Wang Xiaofei, Bai Fangfang, Pang Herbert, George Stephen L
a Department of Biostatistics and Bioinformatics, Duke University , Durham , NC , USA.
b School of Statistics, University of International Business and Economics , Beijing , China.
J Biopharm Stat. 2019;29(4):592-605. doi: 10.1080/10543406.2019.1633659. Epub 2019 Jul 9.
For time-to-event outcomes, the Kaplan-Meier estimator is commonly used to estimate survival functions of treatment groups and to compute marginal treatment effects, such as the difference in survival rates between treatments at a landmark time. The derived estimates of the marginal treatment effect are uniformly consistent under general conditions when data are from randomized clinical trials. For data from observational studies, however, these statistical quantities are often biased due to treatment-selection bias. Propensity score-based methods estimate the survival function by adjusting for the disparity of propensity scores between treatment groups. Unfortunately, misspecification of the regression model can lead to biased estimates. Using an empirical likelihood (EL) method in which the moments of the covariate distribution of treatment groups are constrained to equality, we obtain consistent estimates of the survival functions and the marginal treatment effect. Equating moments of the covariate distribution between treatment groups simulate the covariate distribution that would have been obtained if the patients had been randomized to these treatment groups. We establish the consistency and the asymptotic limiting distribution of the proposed EL estimators. We demonstrate that the proposed estimator is robust to model misspecification. Simulation is used to study the finite sample properties of the proposed estimator. The proposed estimator is applied to a lung cancer observational study to compare two surgical procedures in treating early-stage lung cancer patients.

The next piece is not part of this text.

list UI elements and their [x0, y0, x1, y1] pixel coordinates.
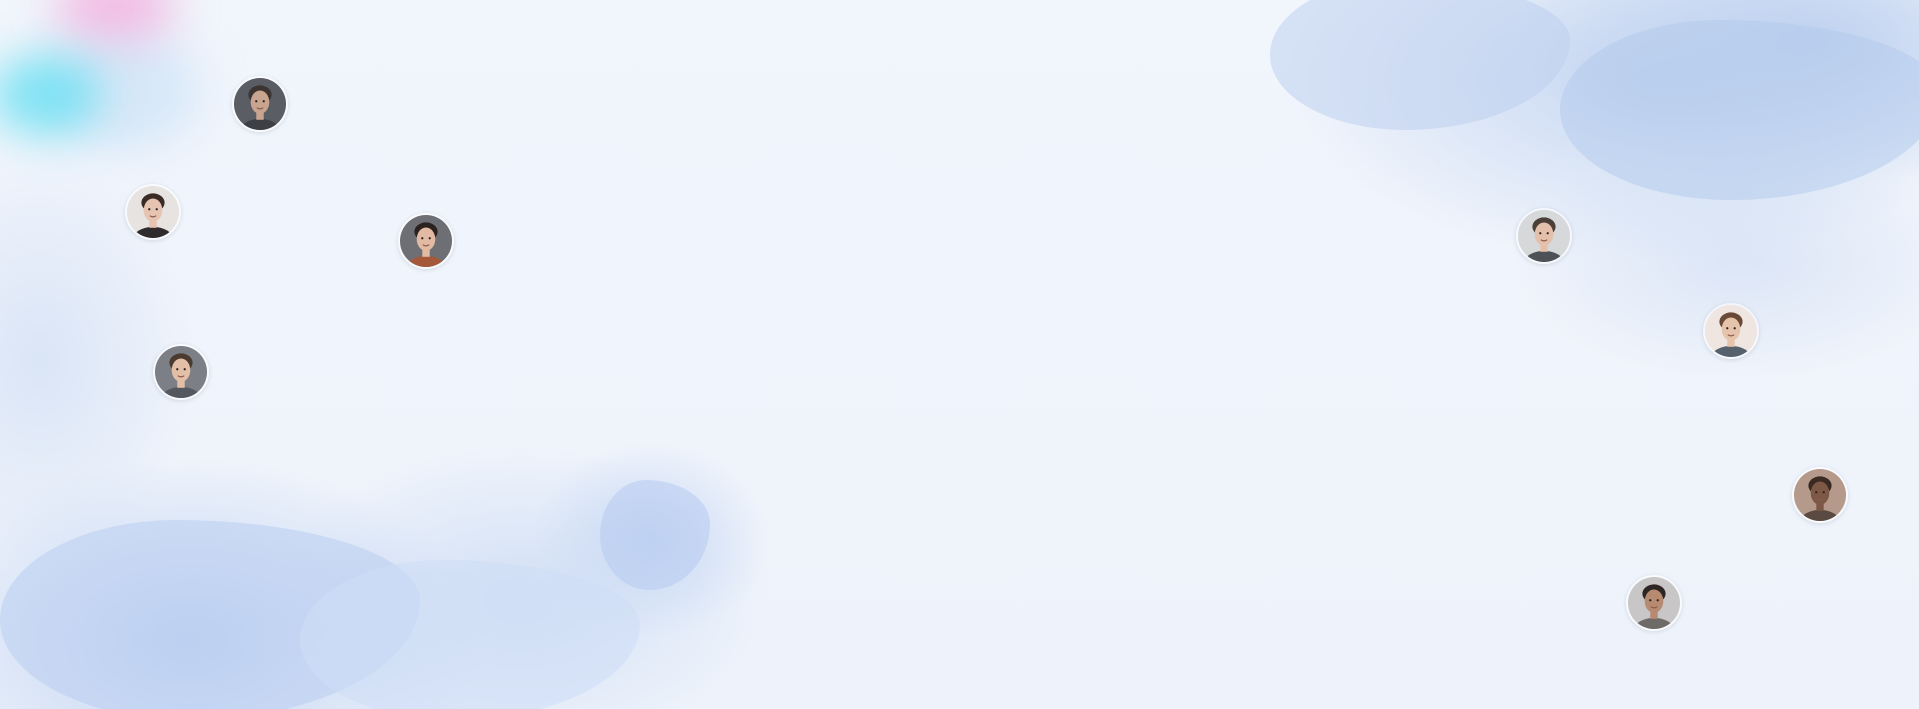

对于事件发生时间结局,常用Kaplan-Meier估计量来估计治疗组的生存函数,并计算边际治疗效果,比如在某个标志性时间点治疗之间生存率的差异。当数据来自随机临床试验时,在一般条件下,边际治疗效果的导出估计量是一致的。然而,对于来自观察性研究的数据,由于治疗选择偏倚,这些统计量往往存在偏差。基于倾向评分的方法通过调整治疗组之间倾向评分的差异来估计生存函数。不幸的是,回归模型的错误设定会导致有偏差的估计。使用一种经验似然(EL)方法,其中治疗组协变量分布的矩被约束为相等,我们得到了生存函数和边际治疗效果的一致估计。使治疗组之间协变量分布的矩相等,模拟了如果患者被随机分配到这些治疗组本应得到的协变量分布。我们建立了所提出的EL估计量的一致性和渐近极限分布。我们证明所提出的估计量对模型错误设定具有稳健性。通过模拟研究所提出估计量的有限样本性质。将所提出的估计量应用于一项肺癌观察性研究,以比较两种治疗早期肺癌患者的手术方法。